Rhododendron is frequently useful after the inflammatory symptoms have been removed by Aconite, Arnica, Sulphur, etc.

Causticum has been employed for nodous gout, or gouty concretions, with apparent anchyjosis.

The affected part should be wrapt in flannel, oil-silk, or new wool, to promote perspiration.

§ 175. Gout is sometimes complicated with various symptoms indicating a disturbance of the reproductive functions. Sometimes the arthritic affection shifts to other organs, causing,

(1.) Ophthalmitis arthritica, which is recognised by the fact that it appears simultaneously with or after the sudden disappearance of arthritic pains. Its symptoms are, a dark redness of the opthalmic arteries, stinging, pressure, photophobia, and lachrymation. It generally affects the cornea, which is dim and exquisitely painful. This kind of ophthalmitis is disposed to terminate in internal exudations and suppuration, causing perforations in the cornea, and resulting in staphyloma, leucoma, prolapsus iridis, etc.

The remedies for this disease are various: they are, Acon., Bellad., Nux v., Puls., Antim. cr., Chamom., Dig., Cann., Rhus t., Mercur., Veratr., Euphras., Crocus, Colocynth, Spig., Hep. s., Cale, c, Phosphorus, Silic, Caust., etc. We shall refer to this disease in treating of inflammation of the eye.

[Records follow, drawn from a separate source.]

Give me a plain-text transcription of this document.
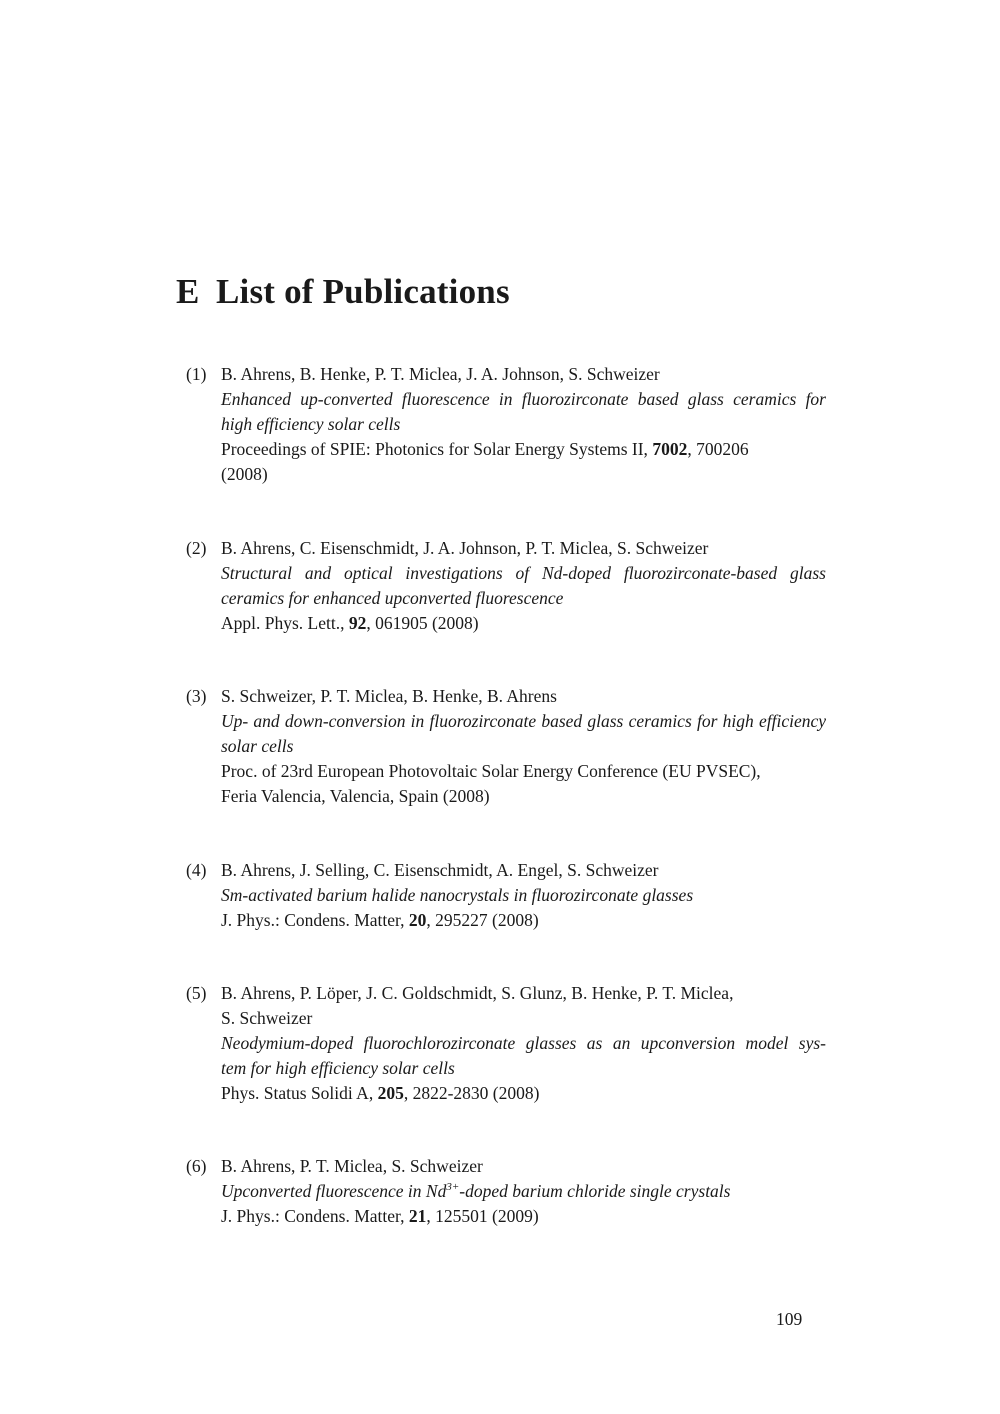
E List of Publications
(1) B. Ahrens, B. Henke, P. T. Miclea, J. A. Johnson, S. Schweizer
Enhanced up-converted fluorescence in fluorozirconate based glass ceramics for
high efficiency solar cells
Proceedings of SPIE: Photonics for Solar Energy Systems II, 7002, 700206
(2008)
(2) B. Ahrens, C. Eisenschmidt, J. A. Johnson, P. T. Miclea, S. Schweizer
Structural and optical investigations of Nd-doped fluorozirconate-based glass
ceramics for enhanced upconverted fluorescence
Appl. Phys. Lett., 92, 061905 (2008)
(3) S. Schweizer, P. T. Miclea, B. Henke, B. Ahrens
Up- and down-conversion in fluorozirconate based glass ceramics for high efficiency
solar cells
Proc. of 23rd European Photovoltaic Solar Energy Conference (EU PVSEC),
Feria Valencia, Valencia, Spain (2008)
(4) B. Ahrens, J. Selling, C. Eisenschmidt, A. Engel, S. Schweizer
Sm-activated barium halide nanocrystals in fluorozirconate glasses
J. Phys.: Condens. Matter, 20, 295227 (2008)
(5) B. Ahrens, P. Löper, J. C. Goldschmidt, S. Glunz, B. Henke, P. T. Miclea,
S. Schweizer
Neodymium-doped fluorochlorozirconate glasses as an upconversion model sys-
tem for high efficiency solar cells
Phys. Status Solidi A, 205, 2822-2830 (2008)
(6) B. Ahrens, P. T. Miclea, S. Schweizer
Upconverted fluorescence in $Nd^{3+}$-doped barium chloride single crystals
J. Phys.: Condens. Matter, 21, 125501 (2009)
109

(2.) Inflammation of other organs, gastritis, hepatitis, nephritis, encephalitis, etc., which require to be treated in the manner indicated in their respective chapters.

(3.) Metastasis and metaschematismus to other organs, such as obstinate constipation, cardialgia, induration of the stomach, chronic vomiting, to be treated with Nux v., Bryo., Veratr., Slaphys., Coee, Bell., Puls., Tart, emet., Ipec, Ars., Lye, Natr. mur., etc.